We walked to Windy Knitty, and again, I was pretty good. I saw this beautiful Fleur de Fiber Asbury.
It was the suggested yarn for the free pattern they were giving out, which was for a cowl. I figured I could use the free pattern and the red yarn to make an item for the charity auction, so I bought the yarn. This purchase clearly abided by my strict rules, so I was happy with myself.
And then Sunday came.
I thought I was finished yarn crawling on Saturday, but when I got home I noticed that I could enter an additional raffle if I visit five stores. I had already been to two, there are two stores walking distance from my apartment, and there is another store near my mother’s house (and I was already planning on going there to tend to the garden). I figured I could just hit those three stores so I could enter the extra raffle. No problem, right? Wrong.

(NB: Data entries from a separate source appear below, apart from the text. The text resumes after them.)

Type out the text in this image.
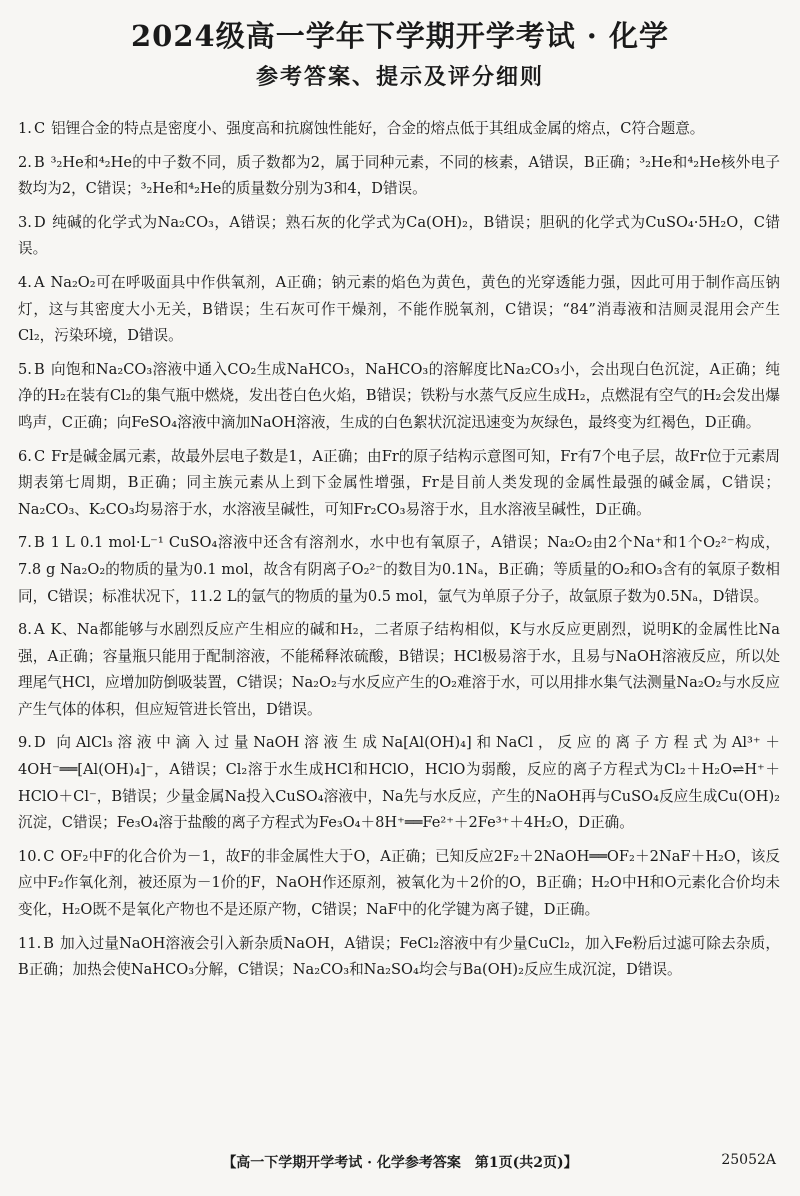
2024级高一学年下学期开学考试 · 化学
参考答案、提示及评分细则
1. C 铝锂合金的特点是密度小、强度高和抗腐蚀性能好，合金的熔点低于其组成金属的熔点，C符合题意。
2. B ³₂He和⁴₂He的中子数不同，质子数都为2，属于同种元素，不同的核素，A错误，B正确；³₂He和⁴₂He核外电子数均为2，C错误；³₂He和⁴₂He的质量数分别为3和4，D错误。
3. D 纯碱的化学式为Na₂CO₃，A错误；熟石灰的化学式为Ca(OH)₂，B错误；胆矾的化学式为CuSO₄·5H₂O，C错误。
4. A Na₂O₂可在呼吸面具中作供氧剂，A正确；钠元素的焰色为黄色，黄色的光穿透能力强，因此可用于制作高压钠灯，这与其密度大小无关，B错误；生石灰可作干燥剂，不能作脱氧剂，C错误；“84”消毒液和洁厕灵混用会产生Cl₂，污染环境，D错误。
5. B 向饱和Na₂CO₃溶液中通入CO₂生成NaHCO₃，NaHCO₃的溶解度比Na₂CO₃小，会出现白色沉淀，A正确；纯净的H₂在装有Cl₂的集气瓶中燃烧，发出苍白色火焰，B错误；铁粉与水蒸气反应生成H₂，点燃混有空气的H₂会发出爆鸣声，C正确；向FeSO₄溶液中滴加NaOH溶液，生成的白色絮状沉淀迅速变为灰绿色，最终变为红褐色，D正确。
6. C Fr是碱金属元素，故最外层电子数是1，A正确；由Fr的原子结构示意图可知，Fr有7个电子层，故Fr位于元素周期表第七周期，B正确；同主族元素从上到下金属性增强，Fr是目前人类发现的金属性最强的碱金属，C错误；Na₂CO₃、K₂CO₃均易溶于水，水溶液呈碱性，可知Fr₂CO₃易溶于水，且水溶液呈碱性，D正确。
7. B 1 L 0.1 mol·L⁻¹ CuSO₄溶液中还含有溶剂水，水中也有氧原子，A错误；Na₂O₂由2个Na⁺和1个O₂²⁻构成，7.8 g Na₂O₂的物质的量为0.1 mol，故含有阴离子O₂²⁻的数目为0.1Nₐ，B正确；等质量的O₂和O₃含有的氧原子数相同，C错误；标准状况下，11.2 L的氩气的物质的量为0.5 mol，氩气为单原子分子，故氩原子数为0.5Nₐ，D错误。
8. A K、Na都能够与水剧烈反应产生相应的碱和H₂，二者原子结构相似，K与水反应更剧烈，说明K的金属性比Na强，A正确；容量瓶只能用于配制溶液，不能稀释浓硫酸，B错误；HCl极易溶于水，且易与NaOH溶液反应，所以处理尾气HCl，应增加防倒吸装置，C错误；Na₂O₂与水反应产生的O₂难溶于水，可以用排水集气法测量Na₂O₂与水反应产生气体的体积，但应短管进长管出，D错误。
9. D 向AlCl₃溶液中滴入过量NaOH溶液生成Na[Al(OH)₄]和NaCl，反应的离子方程式为Al³⁺＋4OH⁻══[Al(OH)₄]⁻，A错误；Cl₂溶于水生成HCl和HClO，HClO为弱酸，反应的离子方程式为Cl₂＋H₂O⇌H⁺＋HClO＋Cl⁻，B错误；少量金属Na投入CuSO₄溶液中，Na先与水反应，产生的NaOH再与CuSO₄反应生成Cu(OH)₂沉淀，C错误；Fe₃O₄溶于盐酸的离子方程式为Fe₃O₄＋8H⁺══Fe²⁺＋2Fe³⁺＋4H₂O，D正确。
10. C OF₂中F的化合价为－1，故F的非金属性大于O，A正确；已知反应2F₂＋2NaOH══OF₂＋2NaF＋H₂O，该反应中F₂作氧化剂，被还原为－1价的F，NaOH作还原剂，被氧化为＋2价的O，B正确；H₂O中H和O元素化合价均未变化，H₂O既不是氧化产物也不是还原产物，C错误；NaF中的化学键为离子键，D正确。
11. B 加入过量NaOH溶液会引入新杂质NaOH，A错误；FeCl₂溶液中有少量CuCl₂，加入Fe粉后过滤可除去杂质，B正确；加热会使NaHCO₃分解，C错误；Na₂CO₃和Na₂SO₄均会与Ba(OH)₂反应生成沉淀，D错误。
【高一下学期开学考试 · 化学参考答案　第1页(共2页)】	25052A
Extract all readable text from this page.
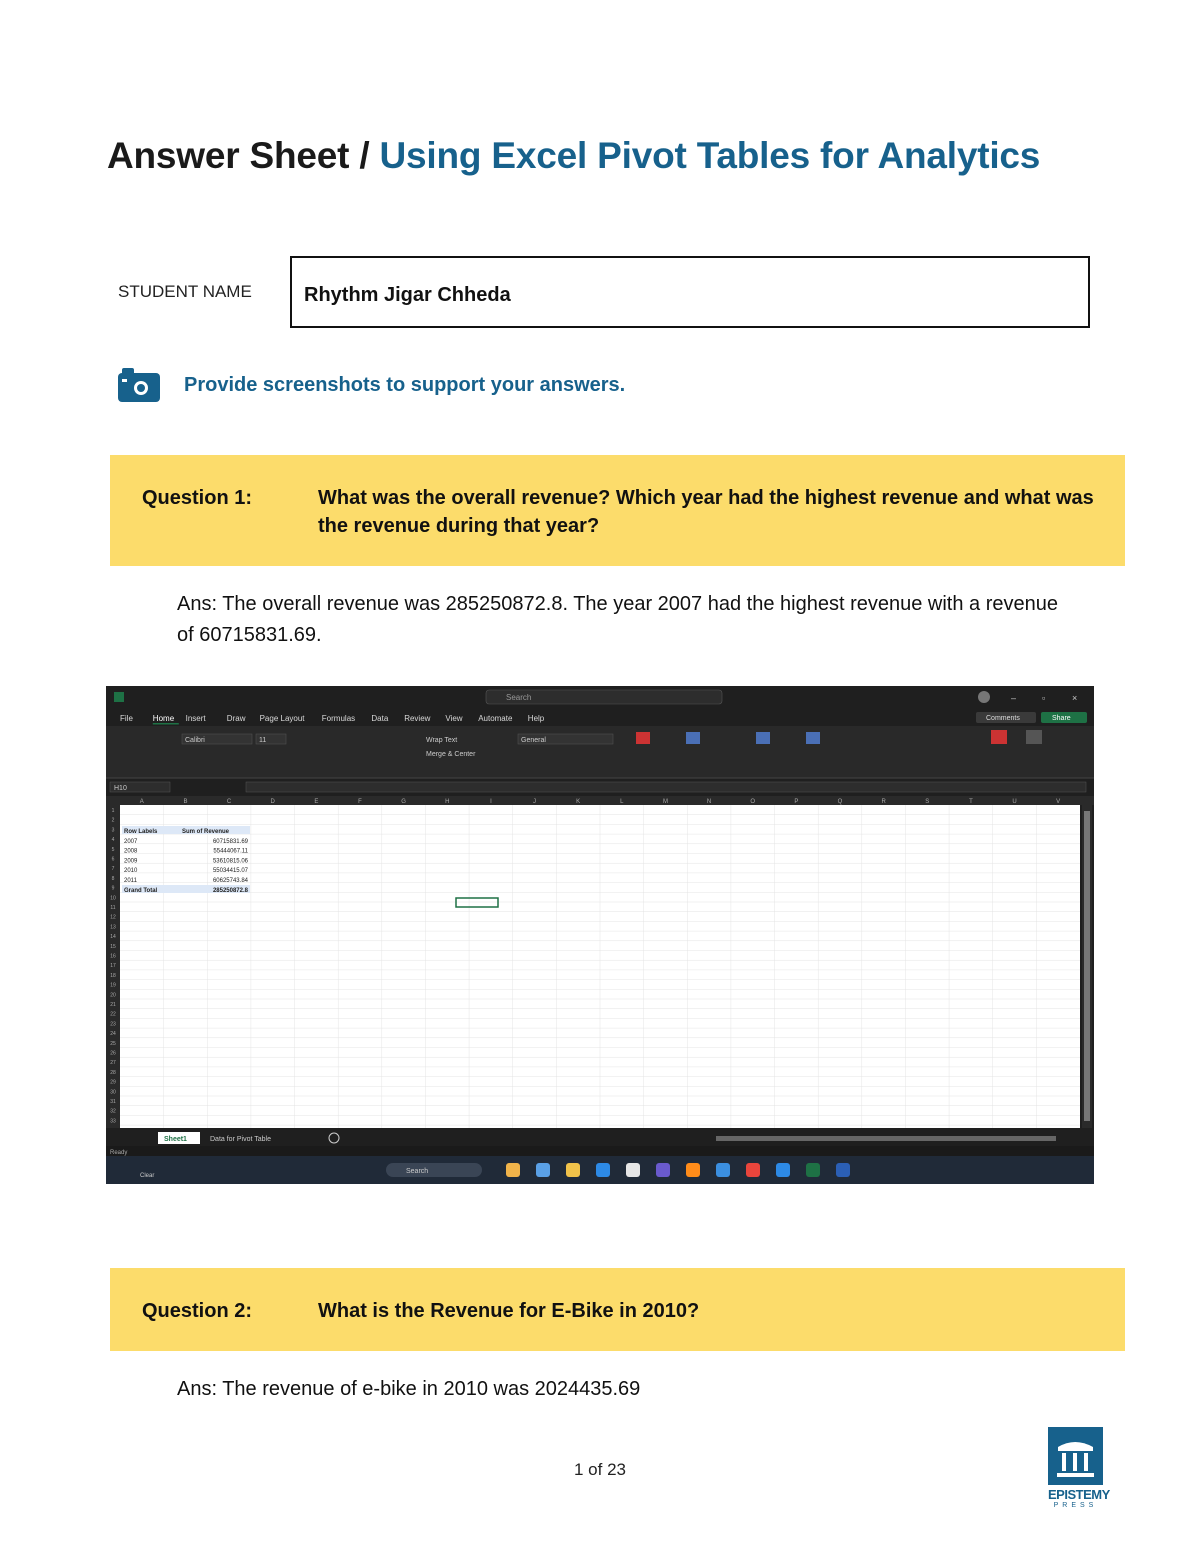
Answer Sheet / Using Excel Pivot Tables for Analytics
STUDENT NAME	Rhythm Jigar Chheda
Provide screenshots to support your answers.
Question 1:	What was the overall revenue? Which year had the highest revenue and what was the revenue during that year?
Ans: The overall revenue was 285250872.8. The year 2007 had the highest revenue with a revenue of 60715831.69.
Search	–	▫	×
File Home Insert	Draw Page Layout Formulas Data Review View Automate Help	Comments	Share
Calibri	11	Wrap Text
Merge & Center
General
H10
A	B	C	D	E	F	G	H	I	J	K	L	M	N	O	P	Q	R	S	T	U	V
1
2
3
4
5
6
7
8
9
10
11
12
13
14
15
16
17
18
19
20
21
22
23
24
25
26
27
28
29
30
31
32
33
Row Labels	Sum of Revenue
2007	60715831.69
2008	55444067.11
2009	53610815.06
2010	55034415.07
2011	60625743.84
Grand Total	285250872.8
Sheet1	Data for Pivot Table
Ready
Clear
Search
Question 2:	What is the Revenue for E-Bike in 2010?
Ans: The revenue of e-bike in 2010 was 2024435.69
1 of 23
EPISTEMY
PRESS
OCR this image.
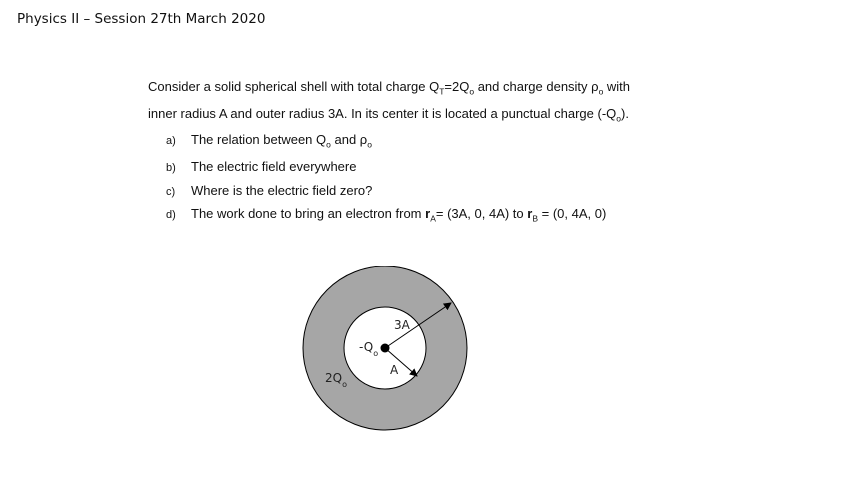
Physics II – Session 27th March 2020

Consider a solid spherical shell with total charge $Q_T=2Q_o$ and charge density $\rho_o$ with

inner radius A and outer radius 3A. In its center it is located a punctual charge $(-Q_o)$.

a) The relation between $Q_o$ and $\rho_o$
b) The electric field everywhere
c) Where is the electric field zero?
d) The work done to bring an electron from $r_A= (3A$, 0, 4A) to $r_B = (0$, 4A, 0)
3A
A
$-Q_o$
$2Q_o$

The first store I went to on Sunday was Knot Just Knits in Oak Park. Again, the same rules were in play for Sunday. I was doing well until the woman who worked at the store directed me to the free pattern. It was a shell with a simple cable. It was pretty. The recommended yarn was Cascade Eco+, and the woman pointed out that the first two sizes of the pattern only call for one skein of yarn, so you could make a garment for less than $20. I looked at the pattern and, sure enough, I was the second size. I could make a garment for less then $20! The shell is nice enough that I thought I could wear it under suit jackets in the fall and spring, when I don’t want long sleeves but want something warmer in front. I succumbed.
Not only did I succumb, but I bought pink yarn. Of the colors of Eco+ they had, I thought this one would go with all of my suits the best. So, I broke the rules. At least I didn’t go hog wild, and I bought something with a specific project in mind, something I will use.
Next I hit Knit Nirvana in Forest Park. I got myself back on track there. I found the yarn for my friend’s gift and bought that. I was proud of myself.
Finally, I hit Idea Studio in LaGrange. At this point, because I bought some red yarn and had bought the yarn for my friend’s gift, I wasn’t planning on buying anything at Idea Studio. Tim was with me this time, so my goal was the browse a little and get out. We went our own ways in the store. I got to the back of the store, where there is a table with some displays. On it were three skeins of Plymouth Encore in bright fluorescent colors. And I mean bright. The yellow is so bright I don’t know if I could knit with it without wearing sunglasses. One of the colors was bright orange. When Tim was a little boy he had a bright orange hat that he wore all the time. We have a picture of him with his mom and sister at the beach wearing shorts, a t-shirt, and the orange knit hat. I thought Tim would get a kick out of the bright orange yarn,so I called him over. He came around the corner carrying one of the bright colors of Plymouth Encore to show me! Clearly we were on the same wavelength. I showed him the bright orange yarn, and jokingly asked if he wanted a new bright orange hat. He said, “Maybe.”
Now, Tim never answers a yes/no question by saying yes or no. “Maybe” generally means yes. I was surprised, as I thought for sure he was going to say he didn’t want one. He’s very picky about what I knit for him. He doesn’t like me to use variegated yarns, and the only sort of interesting stitches he likes are cables. He likes dark colors, or white for socks. Also, I had offered to knit him other hats in the past, and he declined. So I was surprised. I said, “Really?” And he said, “It could be nice,” again, Tim-speak for yes. So, I got the bright orange yarn, that clearly broke the rules.
That night, I found some hat patterns on Ravelry. Tim narrowed it down to 11 patterns. He wanted to wait a bit, then look at the 11 patterns with fresh eyes to narrow it down further, but we haven’t done that yet.
Five stores visited, four purchases made, two of which broke the rules. Not good, but it could have been worse I guess.